Synopses & Reviews
A chilling look from within the kitchen at the appetites of five of the 20th century’s most infamous dictators, by the acclaimed author of Dancing Bears
What was Pol Pot eating while two million Cambodians were dying of hunger? Did Idi Amin really eat human flesh? And why was Fidel Castro obsessed with one particular cow?

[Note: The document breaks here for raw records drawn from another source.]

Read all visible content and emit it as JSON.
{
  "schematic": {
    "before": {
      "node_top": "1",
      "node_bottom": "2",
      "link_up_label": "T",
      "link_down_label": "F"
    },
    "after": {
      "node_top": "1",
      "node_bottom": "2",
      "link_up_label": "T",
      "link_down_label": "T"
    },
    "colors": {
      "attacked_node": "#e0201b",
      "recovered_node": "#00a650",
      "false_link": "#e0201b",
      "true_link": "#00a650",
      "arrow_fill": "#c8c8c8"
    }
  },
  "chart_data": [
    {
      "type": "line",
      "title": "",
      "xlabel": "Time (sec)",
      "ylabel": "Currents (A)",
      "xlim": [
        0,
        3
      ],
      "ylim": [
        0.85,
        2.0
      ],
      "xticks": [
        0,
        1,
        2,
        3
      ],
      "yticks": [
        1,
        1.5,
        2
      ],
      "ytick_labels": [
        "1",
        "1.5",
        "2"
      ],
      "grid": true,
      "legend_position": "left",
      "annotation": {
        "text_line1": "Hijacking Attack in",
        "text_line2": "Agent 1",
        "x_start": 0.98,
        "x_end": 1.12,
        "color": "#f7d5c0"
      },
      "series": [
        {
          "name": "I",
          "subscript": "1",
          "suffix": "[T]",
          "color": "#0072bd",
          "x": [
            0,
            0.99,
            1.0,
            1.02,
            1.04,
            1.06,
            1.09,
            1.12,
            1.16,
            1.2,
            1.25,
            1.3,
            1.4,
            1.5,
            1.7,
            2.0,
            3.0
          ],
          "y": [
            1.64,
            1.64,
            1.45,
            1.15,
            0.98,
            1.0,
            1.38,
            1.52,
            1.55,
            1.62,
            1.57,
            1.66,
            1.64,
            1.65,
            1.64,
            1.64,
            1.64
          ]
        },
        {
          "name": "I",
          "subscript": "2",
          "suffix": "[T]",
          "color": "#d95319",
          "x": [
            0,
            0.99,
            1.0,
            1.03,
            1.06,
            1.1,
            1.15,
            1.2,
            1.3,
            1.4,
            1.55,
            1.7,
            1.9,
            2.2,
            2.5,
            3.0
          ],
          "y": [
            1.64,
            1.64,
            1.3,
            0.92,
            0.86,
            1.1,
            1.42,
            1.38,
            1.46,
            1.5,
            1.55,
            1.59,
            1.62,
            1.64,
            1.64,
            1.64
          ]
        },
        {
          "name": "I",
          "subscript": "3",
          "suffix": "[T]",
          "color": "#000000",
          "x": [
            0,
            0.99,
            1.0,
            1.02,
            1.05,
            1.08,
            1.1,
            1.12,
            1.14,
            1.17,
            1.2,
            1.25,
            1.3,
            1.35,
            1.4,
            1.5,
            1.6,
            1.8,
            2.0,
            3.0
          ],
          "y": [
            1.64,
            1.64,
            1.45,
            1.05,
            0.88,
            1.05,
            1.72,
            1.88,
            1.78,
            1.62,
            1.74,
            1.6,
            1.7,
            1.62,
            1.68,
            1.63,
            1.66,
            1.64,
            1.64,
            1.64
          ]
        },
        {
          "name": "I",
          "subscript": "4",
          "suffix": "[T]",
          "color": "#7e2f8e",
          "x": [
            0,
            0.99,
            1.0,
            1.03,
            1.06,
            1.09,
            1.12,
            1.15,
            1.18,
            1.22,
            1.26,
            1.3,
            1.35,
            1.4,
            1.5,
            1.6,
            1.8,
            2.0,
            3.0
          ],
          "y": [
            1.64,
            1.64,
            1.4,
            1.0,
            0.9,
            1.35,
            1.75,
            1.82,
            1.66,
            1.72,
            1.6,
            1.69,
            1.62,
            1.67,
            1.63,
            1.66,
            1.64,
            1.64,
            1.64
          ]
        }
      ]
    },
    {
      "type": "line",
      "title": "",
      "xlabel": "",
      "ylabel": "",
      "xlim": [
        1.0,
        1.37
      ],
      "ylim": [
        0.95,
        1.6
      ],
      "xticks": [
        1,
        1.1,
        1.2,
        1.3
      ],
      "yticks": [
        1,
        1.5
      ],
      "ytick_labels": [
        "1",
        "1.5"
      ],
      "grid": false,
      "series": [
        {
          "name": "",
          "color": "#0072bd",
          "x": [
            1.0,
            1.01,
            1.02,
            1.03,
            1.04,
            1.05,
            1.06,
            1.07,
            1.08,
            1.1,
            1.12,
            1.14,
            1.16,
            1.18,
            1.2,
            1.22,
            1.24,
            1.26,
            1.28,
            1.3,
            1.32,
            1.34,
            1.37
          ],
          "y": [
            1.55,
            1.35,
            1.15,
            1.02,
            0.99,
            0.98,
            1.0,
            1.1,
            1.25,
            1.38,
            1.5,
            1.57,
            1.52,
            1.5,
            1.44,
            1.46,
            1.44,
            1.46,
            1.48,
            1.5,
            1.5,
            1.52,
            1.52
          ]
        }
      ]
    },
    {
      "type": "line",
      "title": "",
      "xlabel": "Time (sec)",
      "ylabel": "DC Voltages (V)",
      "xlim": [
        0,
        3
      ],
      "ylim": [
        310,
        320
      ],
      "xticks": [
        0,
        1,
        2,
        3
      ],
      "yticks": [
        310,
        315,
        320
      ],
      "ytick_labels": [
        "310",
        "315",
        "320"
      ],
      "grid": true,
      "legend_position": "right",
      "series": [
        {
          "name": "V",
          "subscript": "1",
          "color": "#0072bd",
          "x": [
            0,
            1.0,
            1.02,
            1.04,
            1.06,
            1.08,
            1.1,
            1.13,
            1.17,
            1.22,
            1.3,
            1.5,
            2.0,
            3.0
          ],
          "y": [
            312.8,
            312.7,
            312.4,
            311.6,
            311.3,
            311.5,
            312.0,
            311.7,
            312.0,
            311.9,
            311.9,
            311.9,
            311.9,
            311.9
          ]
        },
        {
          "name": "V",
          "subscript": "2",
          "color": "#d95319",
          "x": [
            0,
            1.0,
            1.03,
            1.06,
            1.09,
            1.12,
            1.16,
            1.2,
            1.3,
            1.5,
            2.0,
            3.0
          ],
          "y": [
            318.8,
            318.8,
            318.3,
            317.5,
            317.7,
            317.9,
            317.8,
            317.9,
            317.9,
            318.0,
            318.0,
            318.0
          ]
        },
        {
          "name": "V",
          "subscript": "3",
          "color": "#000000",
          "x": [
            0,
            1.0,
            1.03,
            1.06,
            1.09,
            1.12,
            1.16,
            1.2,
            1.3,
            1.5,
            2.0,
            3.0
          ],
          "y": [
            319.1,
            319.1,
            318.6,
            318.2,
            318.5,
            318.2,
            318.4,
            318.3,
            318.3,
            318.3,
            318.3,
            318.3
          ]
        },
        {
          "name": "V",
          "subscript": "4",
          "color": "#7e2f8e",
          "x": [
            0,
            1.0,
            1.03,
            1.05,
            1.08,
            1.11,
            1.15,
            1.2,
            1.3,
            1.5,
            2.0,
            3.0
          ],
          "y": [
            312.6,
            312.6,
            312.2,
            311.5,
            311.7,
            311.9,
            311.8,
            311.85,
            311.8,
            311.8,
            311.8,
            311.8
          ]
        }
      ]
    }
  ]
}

Traveling across four continents, from the ruins of Iraq to the savannahs of Kenya, Witold Szabłowski tracked down the personal chefs of five dictators known for the oppression and massacre of their own citizens: Iraq’s Saddam Hussein, Uganda’s Idi Amin, Albania’s Enver Hoxha, Cuba’s Fidel Castro, and Cambodia’s Pol Pot — and listened to their stories over sweet-and-sour soup, goat-meat pilaf, bottles of rum, and games of gin rummy. Dishy, deliciously readable, and dead serious, How to Feed a Dictator provides a knife’s-edge view of what it was like to be behind the scenes at some of the turning points of the last century.
Review
“A quick read, but tense. I was surprised at how fast my pulse was going when reading.” Victoria Irwin, FangirlNation
Review
“Its originality and topicality in a world increasingly governed by political strongmen [are] intriguing....The author shares intimate historical insights into the meaning of life under dictatorship.” Kirkus Reviews
Review
“Food and history buffs will find these firsthand accounts irresistible....Throughout, Szabłowski entertains with disturbing rumors...and strange obsessions ([Fidel] Castro preferred the milk from a single cow named Ubre Blanca, or “white udder”)....These are the kinds of stories only a chef could know.” Publishers Weekly
About the Author
Witold Szabłowski is an award-winning Polish journalist. At age 25 he became the youngest reporter at the Polish daily newspaper Gazeta Wyborcza’s weekly supplement, Duży Format, where he covered international stories in countries including Cuba, South Africa, and Iceland. His features on the problem of illegal immigrants flocking to the EU won the European Parliament Journalism Prize; his reportage on the 1943 massacre of Poles in Ukraine won the Polish Press Agency’s Ryszard Kapuściński Award; and his book about Turkey, The Assassin From Apricot City, won the Beata Pawlak Award and an English PEN award, and was nominated for the Nike Award, Poland’s most prestigious literary prize. Szabłowski lives in Warsaw.